Black Bag Jobs is a collection of six unrelated adventures written for Cubicle Seven’s The Laundry role-playing game, based on Charles Stross’s The Laundry Files novels (The Atrocity Archives, The Jennifer Morgue, and The Fuller Memorandum). For the uninitiated, Stross’s books are best described as a blackly humorous hybrid of the British super-secret service and H. P. Lovecraft, in which civil servants must do battle against government bureaucracy and alien horror in equal measure.
These adventures pit hapless Laundry agents against Deep Ones, Shoggoths, and Dholes in exotic locales like the Hindu Kush, an oil rig, and even the surface of an alien world. In each case, there’s been a breach in the wall between the normal world and the world of all things eldritch and squamous, and it’s up to the players to patch things up.
All of the adventures included are fairly dangerous, and a couple of them could even destroy the universe should players muck them up. Like always, the Laundry’s agents will be expected to save the world, and to do so under budget and with all proper paperwork signed and filed.
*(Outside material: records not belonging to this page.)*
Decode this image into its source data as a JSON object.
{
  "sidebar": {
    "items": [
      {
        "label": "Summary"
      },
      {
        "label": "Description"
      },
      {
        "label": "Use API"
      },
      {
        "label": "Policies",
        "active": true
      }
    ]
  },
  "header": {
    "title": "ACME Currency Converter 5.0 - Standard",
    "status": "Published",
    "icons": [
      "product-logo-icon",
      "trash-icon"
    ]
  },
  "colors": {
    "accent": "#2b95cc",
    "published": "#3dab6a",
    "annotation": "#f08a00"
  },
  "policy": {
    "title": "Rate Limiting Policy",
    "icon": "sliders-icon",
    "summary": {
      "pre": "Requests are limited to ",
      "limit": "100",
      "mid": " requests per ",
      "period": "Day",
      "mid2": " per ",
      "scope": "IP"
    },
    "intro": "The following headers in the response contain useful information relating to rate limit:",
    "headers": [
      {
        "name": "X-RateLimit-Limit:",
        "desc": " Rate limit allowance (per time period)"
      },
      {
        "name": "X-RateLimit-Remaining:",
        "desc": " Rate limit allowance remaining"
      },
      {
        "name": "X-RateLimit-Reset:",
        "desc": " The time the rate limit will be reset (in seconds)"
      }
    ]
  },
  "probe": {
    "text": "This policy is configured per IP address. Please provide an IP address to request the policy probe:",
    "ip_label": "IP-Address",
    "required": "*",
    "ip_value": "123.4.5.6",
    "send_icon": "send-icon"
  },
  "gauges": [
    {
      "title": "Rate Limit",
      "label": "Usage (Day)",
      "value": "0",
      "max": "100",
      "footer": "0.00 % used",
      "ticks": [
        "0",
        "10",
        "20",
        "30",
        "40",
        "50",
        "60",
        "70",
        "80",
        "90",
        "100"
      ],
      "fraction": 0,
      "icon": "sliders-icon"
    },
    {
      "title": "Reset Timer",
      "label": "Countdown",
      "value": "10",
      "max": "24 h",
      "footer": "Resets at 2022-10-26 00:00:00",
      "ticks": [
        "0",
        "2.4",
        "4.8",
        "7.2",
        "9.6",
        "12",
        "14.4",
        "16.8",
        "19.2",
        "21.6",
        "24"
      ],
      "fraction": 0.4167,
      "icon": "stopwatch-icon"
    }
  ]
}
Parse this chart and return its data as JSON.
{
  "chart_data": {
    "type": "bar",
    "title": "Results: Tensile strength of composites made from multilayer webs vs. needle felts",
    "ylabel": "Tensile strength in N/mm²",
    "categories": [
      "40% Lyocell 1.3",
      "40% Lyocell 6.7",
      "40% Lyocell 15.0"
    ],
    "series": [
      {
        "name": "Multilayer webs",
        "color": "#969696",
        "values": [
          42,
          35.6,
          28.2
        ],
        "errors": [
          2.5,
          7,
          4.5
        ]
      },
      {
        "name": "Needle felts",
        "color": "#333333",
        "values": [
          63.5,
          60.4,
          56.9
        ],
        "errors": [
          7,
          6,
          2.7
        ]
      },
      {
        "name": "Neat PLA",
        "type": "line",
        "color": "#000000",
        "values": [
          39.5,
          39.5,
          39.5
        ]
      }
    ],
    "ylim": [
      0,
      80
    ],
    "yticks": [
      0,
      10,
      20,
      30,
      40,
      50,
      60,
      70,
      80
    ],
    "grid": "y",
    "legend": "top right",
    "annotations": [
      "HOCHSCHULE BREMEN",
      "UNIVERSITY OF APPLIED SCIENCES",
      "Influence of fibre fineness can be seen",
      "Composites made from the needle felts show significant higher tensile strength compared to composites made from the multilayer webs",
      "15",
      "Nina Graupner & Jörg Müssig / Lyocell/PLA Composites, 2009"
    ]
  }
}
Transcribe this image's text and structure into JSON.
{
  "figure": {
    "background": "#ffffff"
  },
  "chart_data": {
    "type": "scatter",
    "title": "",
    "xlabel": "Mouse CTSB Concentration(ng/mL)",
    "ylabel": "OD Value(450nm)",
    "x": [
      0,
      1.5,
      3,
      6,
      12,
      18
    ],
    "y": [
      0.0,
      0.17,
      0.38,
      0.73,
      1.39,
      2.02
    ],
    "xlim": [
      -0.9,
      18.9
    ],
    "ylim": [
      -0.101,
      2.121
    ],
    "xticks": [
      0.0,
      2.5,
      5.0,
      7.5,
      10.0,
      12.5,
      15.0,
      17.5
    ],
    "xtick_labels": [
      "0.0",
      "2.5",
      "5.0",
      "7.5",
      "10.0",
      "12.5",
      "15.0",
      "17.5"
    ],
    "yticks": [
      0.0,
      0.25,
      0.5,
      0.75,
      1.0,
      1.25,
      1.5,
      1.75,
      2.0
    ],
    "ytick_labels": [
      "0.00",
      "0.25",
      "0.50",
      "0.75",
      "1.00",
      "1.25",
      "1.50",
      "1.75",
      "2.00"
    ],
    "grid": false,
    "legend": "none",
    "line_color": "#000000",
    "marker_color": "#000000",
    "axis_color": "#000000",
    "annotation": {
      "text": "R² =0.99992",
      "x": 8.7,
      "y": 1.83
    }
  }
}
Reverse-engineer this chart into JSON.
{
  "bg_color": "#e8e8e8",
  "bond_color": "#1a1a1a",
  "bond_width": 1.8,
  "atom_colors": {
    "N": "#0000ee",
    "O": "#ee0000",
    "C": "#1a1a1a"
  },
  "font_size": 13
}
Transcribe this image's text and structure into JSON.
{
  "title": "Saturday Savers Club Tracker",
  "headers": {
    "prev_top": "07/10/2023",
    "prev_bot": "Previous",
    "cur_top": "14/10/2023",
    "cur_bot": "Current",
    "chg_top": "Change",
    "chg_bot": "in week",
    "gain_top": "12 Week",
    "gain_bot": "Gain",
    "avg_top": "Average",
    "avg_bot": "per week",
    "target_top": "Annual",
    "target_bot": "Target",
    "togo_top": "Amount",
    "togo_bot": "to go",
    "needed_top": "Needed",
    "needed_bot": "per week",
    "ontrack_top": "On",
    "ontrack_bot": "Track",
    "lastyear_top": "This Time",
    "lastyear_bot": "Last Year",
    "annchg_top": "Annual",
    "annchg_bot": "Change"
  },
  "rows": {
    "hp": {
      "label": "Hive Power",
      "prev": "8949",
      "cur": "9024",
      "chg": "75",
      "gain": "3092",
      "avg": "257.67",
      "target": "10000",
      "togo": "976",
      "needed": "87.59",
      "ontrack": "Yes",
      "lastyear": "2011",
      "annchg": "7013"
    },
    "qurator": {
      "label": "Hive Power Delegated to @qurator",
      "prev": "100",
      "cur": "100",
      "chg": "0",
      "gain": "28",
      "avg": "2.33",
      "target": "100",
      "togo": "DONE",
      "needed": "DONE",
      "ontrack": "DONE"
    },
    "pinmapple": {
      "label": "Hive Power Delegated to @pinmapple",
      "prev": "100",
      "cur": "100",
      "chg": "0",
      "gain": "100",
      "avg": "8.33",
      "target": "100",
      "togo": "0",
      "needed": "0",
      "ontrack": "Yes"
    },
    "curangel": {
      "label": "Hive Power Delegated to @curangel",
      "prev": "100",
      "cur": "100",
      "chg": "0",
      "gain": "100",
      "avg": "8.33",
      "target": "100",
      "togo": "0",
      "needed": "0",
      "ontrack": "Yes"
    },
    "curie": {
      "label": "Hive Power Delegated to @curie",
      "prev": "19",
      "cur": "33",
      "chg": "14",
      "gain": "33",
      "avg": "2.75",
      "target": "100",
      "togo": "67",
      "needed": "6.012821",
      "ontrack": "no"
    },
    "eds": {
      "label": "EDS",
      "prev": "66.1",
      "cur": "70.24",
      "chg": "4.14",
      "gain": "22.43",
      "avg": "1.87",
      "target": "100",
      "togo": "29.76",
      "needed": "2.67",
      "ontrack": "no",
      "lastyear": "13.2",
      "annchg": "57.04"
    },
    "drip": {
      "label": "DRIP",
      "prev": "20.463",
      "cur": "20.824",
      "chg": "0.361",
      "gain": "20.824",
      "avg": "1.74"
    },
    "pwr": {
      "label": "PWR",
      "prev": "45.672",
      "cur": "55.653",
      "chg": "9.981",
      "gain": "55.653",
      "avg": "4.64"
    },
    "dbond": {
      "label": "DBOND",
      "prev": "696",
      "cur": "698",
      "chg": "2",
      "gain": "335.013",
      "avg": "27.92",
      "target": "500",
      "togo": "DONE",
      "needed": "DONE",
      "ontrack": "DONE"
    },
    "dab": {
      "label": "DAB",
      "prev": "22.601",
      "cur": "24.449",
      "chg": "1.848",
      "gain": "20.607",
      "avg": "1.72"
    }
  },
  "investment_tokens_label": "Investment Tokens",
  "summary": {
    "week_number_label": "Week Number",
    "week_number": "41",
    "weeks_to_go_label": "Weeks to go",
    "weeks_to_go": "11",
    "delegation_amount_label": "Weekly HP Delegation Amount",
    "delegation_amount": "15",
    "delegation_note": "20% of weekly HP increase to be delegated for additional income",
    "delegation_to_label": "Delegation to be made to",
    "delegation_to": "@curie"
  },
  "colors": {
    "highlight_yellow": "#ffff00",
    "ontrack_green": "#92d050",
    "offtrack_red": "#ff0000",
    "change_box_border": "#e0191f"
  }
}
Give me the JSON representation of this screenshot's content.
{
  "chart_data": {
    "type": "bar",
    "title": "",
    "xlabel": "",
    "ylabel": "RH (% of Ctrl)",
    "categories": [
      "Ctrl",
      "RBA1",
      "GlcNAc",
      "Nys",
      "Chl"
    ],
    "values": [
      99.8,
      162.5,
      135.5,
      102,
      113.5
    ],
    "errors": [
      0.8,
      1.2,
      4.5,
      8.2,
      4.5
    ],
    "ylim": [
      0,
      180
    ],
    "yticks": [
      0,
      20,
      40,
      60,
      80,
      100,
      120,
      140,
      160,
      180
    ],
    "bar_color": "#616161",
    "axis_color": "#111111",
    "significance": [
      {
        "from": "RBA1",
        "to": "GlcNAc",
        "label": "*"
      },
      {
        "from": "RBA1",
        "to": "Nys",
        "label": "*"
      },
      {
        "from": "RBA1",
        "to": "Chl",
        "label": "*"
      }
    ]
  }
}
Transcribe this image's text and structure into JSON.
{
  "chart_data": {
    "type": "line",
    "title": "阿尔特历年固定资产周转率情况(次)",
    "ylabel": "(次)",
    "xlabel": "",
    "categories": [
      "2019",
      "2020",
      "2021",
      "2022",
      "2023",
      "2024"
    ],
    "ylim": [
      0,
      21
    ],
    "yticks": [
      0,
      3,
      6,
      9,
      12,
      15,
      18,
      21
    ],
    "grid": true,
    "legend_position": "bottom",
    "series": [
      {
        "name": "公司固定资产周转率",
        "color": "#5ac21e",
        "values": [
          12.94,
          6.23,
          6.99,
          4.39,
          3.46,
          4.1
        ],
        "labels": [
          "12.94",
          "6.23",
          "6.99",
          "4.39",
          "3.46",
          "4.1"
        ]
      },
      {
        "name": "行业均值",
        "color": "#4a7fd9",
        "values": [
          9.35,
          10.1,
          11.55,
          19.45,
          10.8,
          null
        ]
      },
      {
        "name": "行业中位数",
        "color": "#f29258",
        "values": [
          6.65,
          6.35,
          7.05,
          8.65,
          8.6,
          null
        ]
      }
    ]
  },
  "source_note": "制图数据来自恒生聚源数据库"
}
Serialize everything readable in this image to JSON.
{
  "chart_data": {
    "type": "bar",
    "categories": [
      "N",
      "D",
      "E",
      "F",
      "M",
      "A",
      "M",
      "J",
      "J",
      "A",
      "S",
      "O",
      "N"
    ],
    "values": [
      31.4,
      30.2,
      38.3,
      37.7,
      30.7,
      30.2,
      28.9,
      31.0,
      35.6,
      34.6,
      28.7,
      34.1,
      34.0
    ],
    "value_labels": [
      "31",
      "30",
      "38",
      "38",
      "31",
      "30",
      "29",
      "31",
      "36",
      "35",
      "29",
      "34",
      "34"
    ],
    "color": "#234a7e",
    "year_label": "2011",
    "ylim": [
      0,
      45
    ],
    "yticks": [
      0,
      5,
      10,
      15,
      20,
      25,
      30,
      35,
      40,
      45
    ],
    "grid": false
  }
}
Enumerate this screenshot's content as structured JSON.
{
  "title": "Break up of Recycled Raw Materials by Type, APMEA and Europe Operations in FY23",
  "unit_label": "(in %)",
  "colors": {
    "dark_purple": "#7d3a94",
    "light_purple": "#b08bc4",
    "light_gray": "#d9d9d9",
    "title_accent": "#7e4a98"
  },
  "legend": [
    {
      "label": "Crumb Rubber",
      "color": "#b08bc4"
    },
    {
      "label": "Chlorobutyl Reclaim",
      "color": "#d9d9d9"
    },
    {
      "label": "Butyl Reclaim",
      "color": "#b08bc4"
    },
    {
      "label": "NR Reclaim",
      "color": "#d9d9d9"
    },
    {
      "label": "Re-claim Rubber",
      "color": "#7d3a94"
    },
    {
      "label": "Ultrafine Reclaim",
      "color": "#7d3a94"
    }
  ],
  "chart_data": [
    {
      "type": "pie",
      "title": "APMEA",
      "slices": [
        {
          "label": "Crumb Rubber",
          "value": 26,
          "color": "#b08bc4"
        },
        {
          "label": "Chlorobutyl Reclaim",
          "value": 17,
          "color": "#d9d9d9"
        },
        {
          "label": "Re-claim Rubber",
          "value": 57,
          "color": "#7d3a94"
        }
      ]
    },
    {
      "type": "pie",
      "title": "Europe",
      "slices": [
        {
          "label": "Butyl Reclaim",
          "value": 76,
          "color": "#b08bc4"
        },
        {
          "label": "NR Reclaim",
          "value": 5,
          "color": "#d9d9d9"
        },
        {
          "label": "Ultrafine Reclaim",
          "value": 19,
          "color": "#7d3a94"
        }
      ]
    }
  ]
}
Like almost all of the other Cubicle 7 products I’ve had the pleasure to read, Black Bag Jobs is well written and evocatively illustrated. Creating an adventure that is properly “Strossian” must have been a difficult task, and author Gareth Hanrahan should be commended for his efforts. All six adventures manage to maintain a balance between serious horror and serious send-up, so much so that I found myself double-checking while reading them to see if Charles Stross himself had been involved in their creation. There can be no greater compliment than that.